- Born: March 16, 1946 Leningrad, USSR
- Died: December 12, 2014 (aged 68) White Swan maximum security prison
- Occupation: ex deputy of Saint Petersburg Legislative Assembly
- Known for: public accusations of Vladimir Putin

= Yury Shutov =

Russian politician

Yury Titovich Shutov (Юрий Титович Шутов, – December 12, 2014) was a Russian politician who is known for collecting incriminating evidence against Vladimir Putin at the time when Putin worked as an aid of the former Saint Petersburg Mayor Anatoly Sobchak. Shutov was convicted to life in prison on criminal charges that have been allegedly fabricated to punish him for making public accusations of Putin.

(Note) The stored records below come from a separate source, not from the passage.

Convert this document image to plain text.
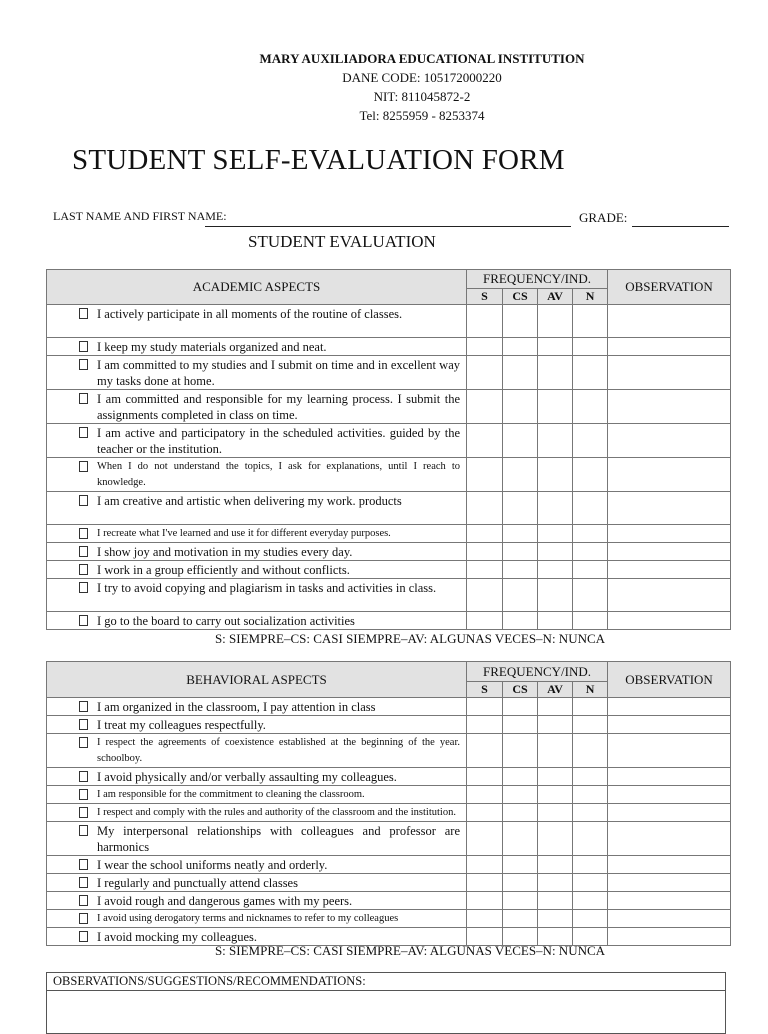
MARY AUXILIADORA EDUCATIONAL INSTITUTION
DANE CODE: 105172000220
NIT: 811045872-2
Tel: 8255959 - 8253374
STUDENT SELF-EVALUATION FORM
LAST NAME AND FIRST NAME:	GRADE:
STUDENT EVALUATION
ACADEMIC ASPECTS	FREQUENCY/IND.				OBSERVATION
	S	CS	AV	N	

I actively participate in all moments of the routine of classes.					

I keep my study materials organized and neat.					

I am committed to my studies and I submit on time and in excellent way my tasks done at home.					

I am committed and responsible for my learning process. I submit the assignments completed in class on time.					

I am active and participatory in the scheduled activities. guided by the teacher or the institution.					

When I do not understand the topics, I ask for explanations, until I reach to knowledge.					

I am creative and artistic when delivering my work. products					

I recreate what I've learned and use it for different everyday purposes.					

I show joy and motivation in my studies every day.					

I work in a group efficiently and without conflicts.					

I try to avoid copying and plagiarism in tasks and activities in class.					

I go to the board to carry out socialization activities					

S: SIEMPRE–CS: CASI SIEMPRE–AV: ALGUNAS VECES–N: NUNCA
BEHAVIORAL ASPECTS	FREQUENCY/IND.				OBSERVATION
	S	CS	AV	N	

I am organized in the classroom, I pay attention in class					

I treat my colleagues respectfully.					

I respect the agreements of coexistence established at the beginning of the year. schoolboy.					

I avoid physically and/or verbally assaulting my colleagues.					

I am responsible for the commitment to cleaning the classroom.					

I respect and comply with the rules and authority of the classroom and the institution.					

My interpersonal relationships with colleagues and professor are harmonics					

I wear the school uniforms neatly and orderly.					

I regularly and punctually attend classes					

I avoid rough and dangerous games with my peers.					

I avoid using derogatory terms and nicknames to refer to my colleagues					

I avoid mocking my colleagues.					

S: SIEMPRE–CS: CASI SIEMPRE–AV: ALGUNAS VECES–N: NUNCA
OBSERVATIONS/SUGGESTIONS/RECOMMENDATIONS:
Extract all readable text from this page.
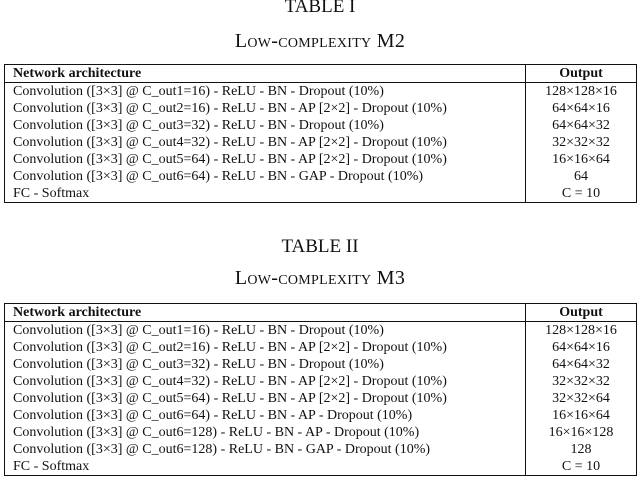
TABLE I
Low-complexity M2
Network architecture	Output
Convolution ([3×3] @ C_out1=16) - ReLU - BN - Dropout (10%)	128×128×16
Convolution ([3×3] @ C_out2=16) - ReLU - BN - AP [2×2] - Dropout (10%)	64×64×16
Convolution ([3×3] @ C_out3=32) - ReLU - BN - Dropout (10%)	64×64×32
Convolution ([3×3] @ C_out4=32) - ReLU - BN - AP [2×2] - Dropout (10%)	32×32×32
Convolution ([3×3] @ C_out5=64) - ReLU - BN - AP [2×2] - Dropout (10%)	16×16×64
Convolution ([3×3] @ C_out6=64) - ReLU - BN - GAP - Dropout (10%)	64
FC - Softmax	C = 10
TABLE II
Low-complexity M3
Network architecture	Output
Convolution ([3×3] @ C_out1=16) - ReLU - BN - Dropout (10%)	128×128×16
Convolution ([3×3] @ C_out2=16) - ReLU - BN - AP [2×2] - Dropout (10%)	64×64×16
Convolution ([3×3] @ C_out3=32) - ReLU - BN - Dropout (10%)	64×64×32
Convolution ([3×3] @ C_out4=32) - ReLU - BN - AP [2×2] - Dropout (10%)	32×32×32
Convolution ([3×3] @ C_out5=64) - ReLU - BN - AP [2×2] - Dropout (10%)	32×32×64
Convolution ([3×3] @ C_out6=64) - ReLU - BN - AP - Dropout (10%)	16×16×64
Convolution ([3×3] @ C_out6=128) - ReLU - BN - AP - Dropout (10%)	16×16×128
Convolution ([3×3] @ C_out6=128) - ReLU - BN - GAP - Dropout (10%)	128
FC - Softmax	C = 10
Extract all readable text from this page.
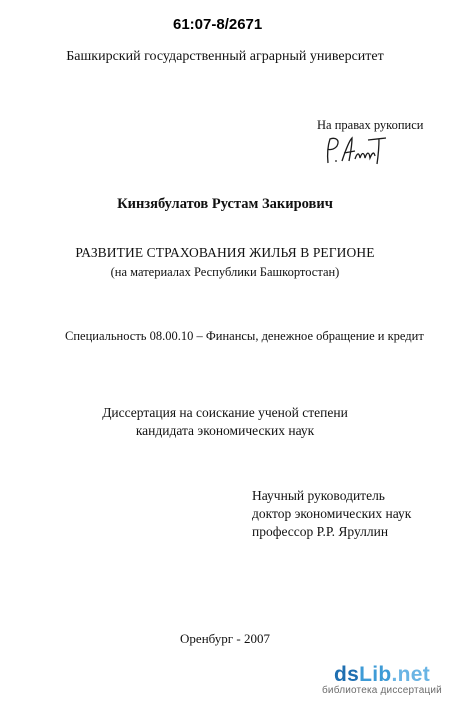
61:07-8/2671
Башкирский государственный аграрный университет
На правах рукописи
Кинзябулатов Рустам Закирович
РАЗВИТИЕ СТРАХОВАНИЯ ЖИЛЬЯ В РЕГИОНЕ
(на материалах Республики Башкортостан)
Специальность 08.00.10 – Финансы, денежное обращение и кредит
Диссертация на соискание ученой степени
кандидата экономических наук
Научный руководитель
доктор экономических наук
профессор Р.Р. Яруллин
Оренбург - 2007
dsLib.net
библиотека диссертаций
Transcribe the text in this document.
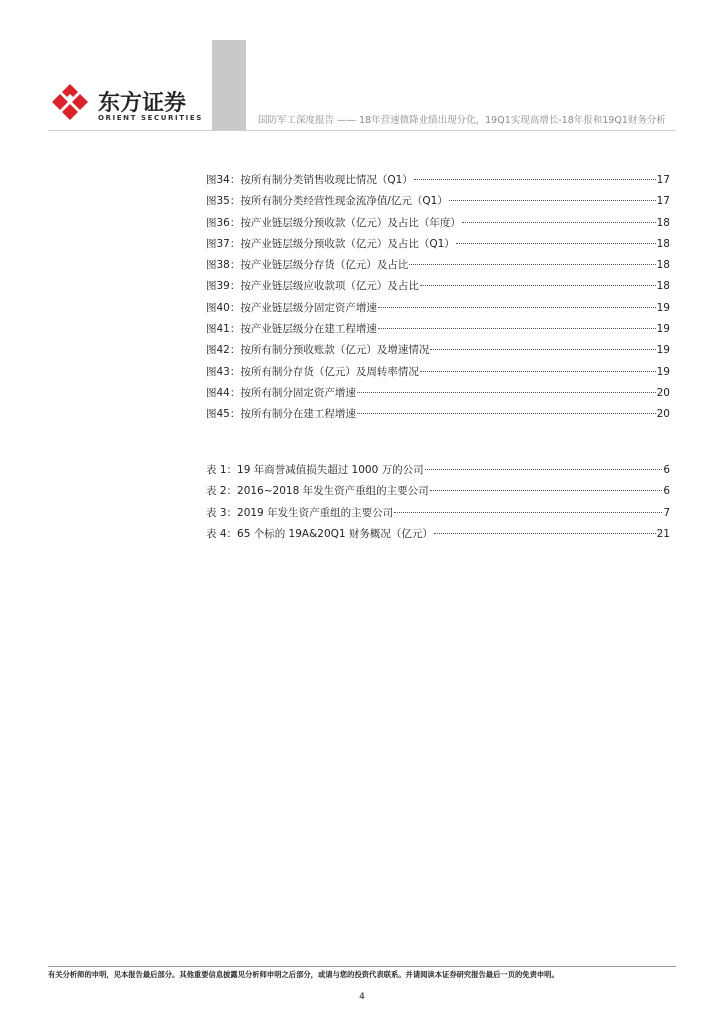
东方证券
ORIENT SECURITIES	国防军工深度报告 —— 18年营速微降业绩出现分化，19Q1实现高增长-18年报和19Q1财务分析
图34：按所有制分类销售收现比情况（Q1）	17
图35：按所有制分类经营性现金流净值/亿元（Q1）	17
图36：按产业链层级分预收款（亿元）及占比（年度）	18
图37：按产业链层级分预收款（亿元）及占比（Q1）	18
图38：按产业链层级分存货（亿元）及占比	18
图39：按产业链层级应收款项（亿元）及占比	18
图40：按产业链层级分固定资产增速	19
图41：按产业链层级分在建工程增速	19
图42：按所有制分预收账款（亿元）及增速情况	19
图43：按所有制分存货（亿元）及周转率情况	19
图44：按所有制分固定资产增速	20
图45：按所有制分在建工程增速	20
表 1：19 年商誉减值损失超过 1000 万的公司	6
表 2：2016~2018 年发生资产重组的主要公司	6
表 3：2019 年发生资产重组的主要公司	7
表 4：65 个标的 19A&20Q1 财务概况（亿元）	21
有关分析师的申明，见本报告最后部分。其他重要信息披露见分析师申明之后部分，或请与您的投资代表联系。并请阅读本证券研究报告最后一页的免责申明。
4
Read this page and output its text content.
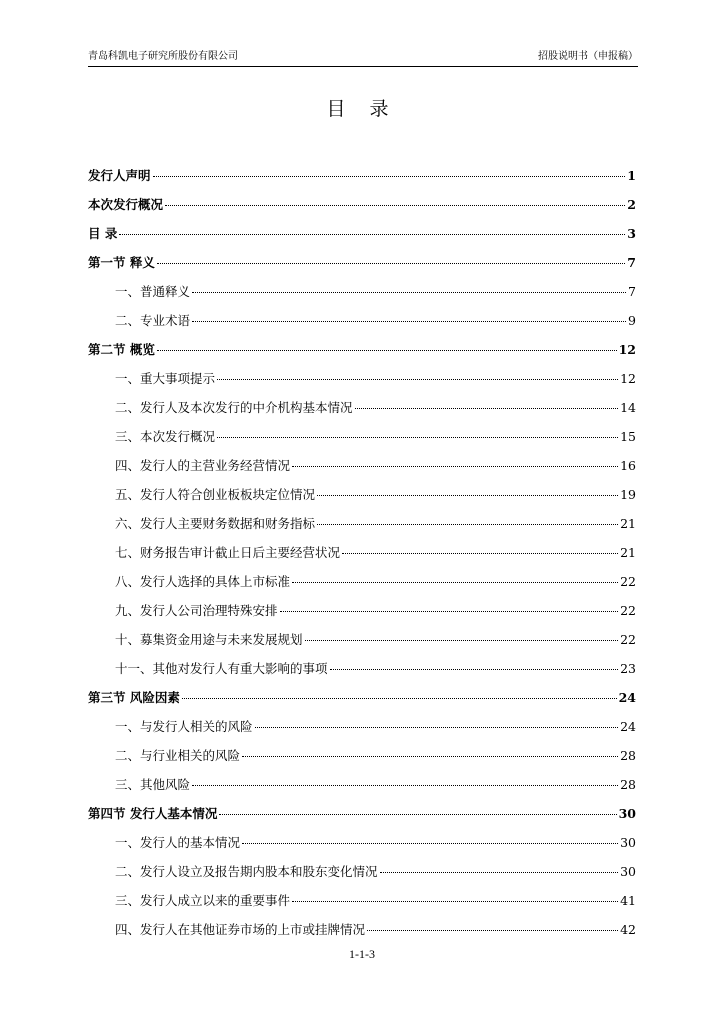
青岛科凯电子研究所股份有限公司	招股说明书（申报稿）
目 录
发行人声明	1
本次发行概况	2
目 录	3
第一节 释义	7
一、普通释义	7
二、专业术语	9
第二节 概览	12
一、重大事项提示	12
二、发行人及本次发行的中介机构基本情况	14
三、本次发行概况	15
四、发行人的主营业务经营情况	16
五、发行人符合创业板板块定位情况	19
六、发行人主要财务数据和财务指标	21
七、财务报告审计截止日后主要经营状况	21
八、发行人选择的具体上市标准	22
九、发行人公司治理特殊安排	22
十、募集资金用途与未来发展规划	22
十一、其他对发行人有重大影响的事项	23
第三节 风险因素	24
一、与发行人相关的风险	24
二、与行业相关的风险	28
三、其他风险	28
第四节 发行人基本情况	30
一、发行人的基本情况	30
二、发行人设立及报告期内股本和股东变化情况	30
三、发行人成立以来的重要事件	41
四、发行人在其他证券市场的上市或挂牌情况	42
1-1-3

==Conflict with city administration==
In November 1990 he was an aide to Anatoly Sobchak, Mayor of Leningrad. After being fired, he began collection of evidence about the financial misdeeds by the city administration. He also got a tape with a casual conversation of Sobchak with a French intelligence officer. Putin, who was an aide to Sobchak at this time, decided to intervene. An anti-organized crime unit illegally raided Shutov's apartment and took the tape. When Shutov discovered the "robbers" in his apartment, they broke his skull with a hammer. Shutov published a book about his experience of working in the city administration.

==First arrest==
On March 31, 1992, Shutov was arrested on fabricated charges of preparing an assassination of Azerbaijan's president Abulfaz Elchibey. He was released only in 1993 and found not guilty by a court in 1996.

==Accusing Putin after election to city parliament==
On December 20, 1998 Shutov was elected deputy of the Saint Petersburg Legislative Assembly. He alleged in an article that Putin got hold of a file with compromising KGB materials on Sobchak, at the time when Putin worked as the KGB's overseer of Leningrad State University. Putin used this materials to blackmail Sobchak and secure his own appointment in the city administration, according to Shutov.

==Second arrest and abduction from the court room==
On February 16, 1999, Shutov was stripped of parliamentary immunity and arrested on fabricated charges of murdering prominent Russian politicians Mikhail Manevich and Galina Starovoitova. Court found these charges to be unproven and politically motivated, and he was freed directly in the courtroom on November 16. Several minutes later, masked OMON soldiers who arrived from Moscow, burst to the court room, took Shutov to an office in the same building, and severely beat him. He lost an eye and half of his hearing as a result.

==Conviction==
Although the Russian Supreme Court ruled that detention of Shutov was illegal and he was reelected to the Saint Petersburg Legislative Assembly (a city parliament) in 2002, he was shuttled during 7 years between different prisons, and finally sentenced to life imprisonment on February 16, 2006, for organizing murders of businessmen (the charges of murdering Starovoitova were dropped).

==Detention and complaints to ECHR==
On January 19, 2007, a medical commission ordered by the prison authorities concluded that the applicant's condition was of medium gravity and did not warrant his release from prison. However, on March 15, 2007 an independent medical commission studied the applicant's medical file and concluded that the State experts had not conducted an adequate medical examination

Shutov served his sentence in White Swan maximal security prison in the Perm Region where he was not provided with a wheelchair and had to move around by crawling. He died in prison on December 12, 2014.

On September 14, 2010, an application No. 20922/08 (Shutov v. Russia) has been communicated to the European Court of Human Rights (ECHR). He complained of lack of adequate medical care throughout his detention and lack of a wheelchair in prison. Also Mr. Shutov alleged that sentencing him to lifetime imprisonment while he was not present in the courtroom amounts to inhuman treatment. He complains of "unlawful composition of the court in view of the lack of the lay judges' credentials and lack of grounds for their participation in the proceedings after abolition of the institution of lay judges in Russia; of lack of public hearing in view of the court proceedings in a remand prison". Mr. Shutov draws attention upon "unfair trial on account of their removal from the courtroom for the entire duration or part of the proceedings". He alleges that his absence from the courtroom was not remedied by the presence of his legal counsel as the court ignored or dismissed his requests, "pressured the counsel by applying for withdrawal of their license, stripped them of all electronic devices crucial for their work and effectively eliminated the possibility to consult with their clients by holding almost daily hearings". He complains under the same provision that the "trial court was biased, ignored his requests, and that the appeal court failed to duly consider his appeals".

Mr. Shutov complaints that "following his removal from the courtroom he was not aware of the charges against him, could not prepare his defence and could not examine the witnesses"; that "he could not defend himself in person because he was not present either at the trial or at the appeal hearing and that the court did not allow him to retain different legal counsels following termination of his contract with the previous ones". He also complains under Article 18 of ECHR that the real reason for his arrest was political persecution.